[Unicode]   Collation Home | Site Map | Search
 

Collation

One of the most common things that processes implementing the Unicode Standard need to do is compare Unicode strings. As for ASCII or any other character encoding, Unicode strings can simply be compared by their binary code values, but for linguistically relevant string comparisons, more sophisticated comparison is necessary, taking into account casing and accents, ignoring certain characters, and so on.

The Unicode Consortium has published a separate standard devoted specifically to this issue of string comparison, or collation: UTS #10, Unicode Collation Algorithm (UCA). That algorithm provides a complete specification of how to generate collation keys for Unicode strings. Those collation keys can then be compared directly in order to make determinations about the comparison of the Unicode strings they were generated from. Collation keys can also be used in string matching and searching operations.

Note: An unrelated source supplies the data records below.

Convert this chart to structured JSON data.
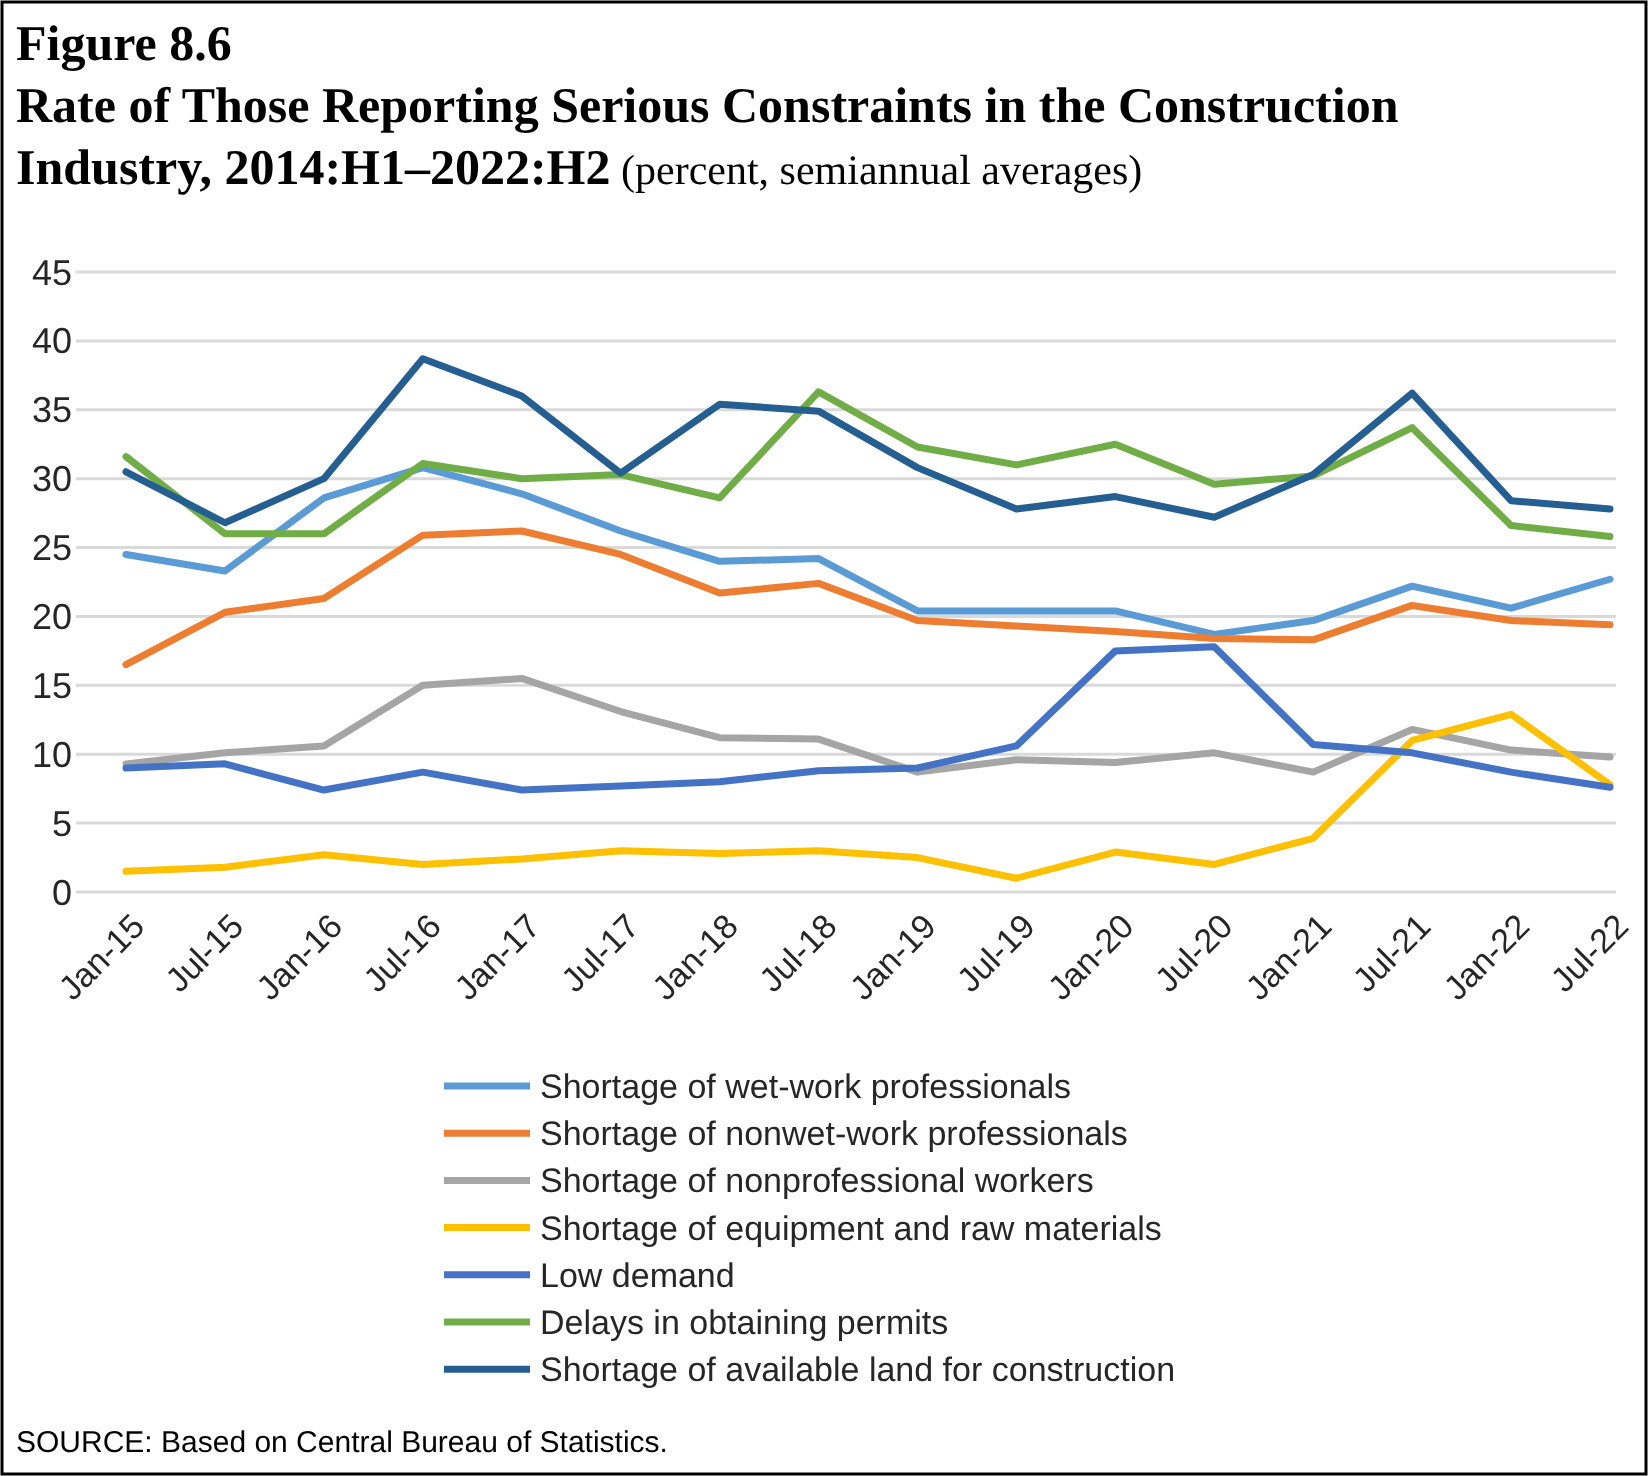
{
  "chart_data": {
    "type": "line",
    "title": "Figure 8.6\nRate of Those Reporting Serious Constraints in the Construction\nIndustry, 2014:H1–2022:H2",
    "subtitle": "(percent, semiannual averages)",
    "categories": [
      "Jan-15",
      "Jul-15",
      "Jan-16",
      "Jul-16",
      "Jan-17",
      "Jul-17",
      "Jan-18",
      "Jul-18",
      "Jan-19",
      "Jul-19",
      "Jan-20",
      "Jul-20",
      "Jan-21",
      "Jul-21",
      "Jan-22",
      "Jul-22"
    ],
    "ylim": [
      0,
      45
    ],
    "yticks": [
      0,
      5,
      10,
      15,
      20,
      25,
      30,
      35,
      40,
      45
    ],
    "grid": "y",
    "legend": "bottom",
    "marker": "none",
    "line_style": "solid",
    "annotations": [
      "SOURCE: Based on Central Bureau of Statistics."
    ],
    "series": [
      {
        "name": "Shortage of wet-work professionals",
        "color": "#5b9bd5",
        "values": [
          24.5,
          23.3,
          28.6,
          30.8,
          28.9,
          26.2,
          24.0,
          24.2,
          20.4,
          20.4,
          20.4,
          18.7,
          19.7,
          22.2,
          20.6,
          22.7
        ]
      },
      {
        "name": "Shortage of nonwet-work professionals",
        "color": "#ed7d31",
        "values": [
          16.5,
          20.3,
          21.3,
          25.9,
          26.2,
          24.5,
          21.7,
          22.4,
          19.7,
          19.3,
          18.9,
          18.4,
          18.3,
          20.8,
          19.7,
          19.4
        ]
      },
      {
        "name": "Shortage of nonprofessional workers",
        "color": "#a5a5a5",
        "values": [
          9.3,
          10.1,
          10.6,
          15.0,
          15.5,
          13.1,
          11.2,
          11.1,
          8.7,
          9.6,
          9.4,
          10.1,
          8.7,
          11.8,
          10.3,
          9.8
        ]
      },
      {
        "name": "Shortage of equipment and raw materials",
        "color": "#ffc000",
        "values": [
          1.5,
          1.8,
          2.7,
          2.0,
          2.4,
          3.0,
          2.8,
          3.0,
          2.5,
          1.0,
          2.9,
          2.0,
          3.9,
          11.0,
          12.9,
          7.8
        ]
      },
      {
        "name": "Low demand",
        "color": "#4472c4",
        "values": [
          9.0,
          9.3,
          7.4,
          8.7,
          7.4,
          7.7,
          8.0,
          8.8,
          9.0,
          10.6,
          17.5,
          17.8,
          10.7,
          10.1,
          8.7,
          7.6
        ]
      },
      {
        "name": "Delays in obtaining permits",
        "color": "#70ad47",
        "values": [
          31.6,
          26.0,
          26.0,
          31.1,
          30.0,
          30.3,
          28.6,
          36.3,
          32.3,
          31.0,
          32.5,
          29.6,
          30.2,
          33.7,
          26.6,
          25.8
        ]
      },
      {
        "name": "Shortage of available land for construction",
        "color": "#255e91",
        "values": [
          30.5,
          26.8,
          30.0,
          38.7,
          36.0,
          30.4,
          35.4,
          34.9,
          30.8,
          27.8,
          28.7,
          27.2,
          30.3,
          36.2,
          28.4,
          27.8
        ]
      }
    ]
  }
}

Committees Responsible for Collation

The Unicode Technical Committee is responsible for the maintenance of both the Unicode Collation Algorithm and the Default Unicode Collation Element Table (DUCET) which provides all the basic collation key weighting information used by the algorithm.

The CLDR Technical Committee is responsible for maintaining information about language-specific tailoring of the Unicode Collation Algorithm—for example, a Swedish-specific collation, a Czech-specific collation, and so forth. Such information is specified, using the CLDR tailoring syntax, in the Common Locale Data Repository (CLDR).

Policies Regarding Collation

The UTC has defined detailed policies that it uses in the maintenance of the DUCET table for the Unicode Collation Algorithm.

The first set of policies covers constraints on how the existing DUCET table can be changed. Those can be found in Change Management for the Unicode Collation Algorithm.

The second set of policies specifies criteria by which initial collation weights are assigned to characters newly added to the Unicode Standard. Those can be found in UCA Default Table Criteria for New Characters.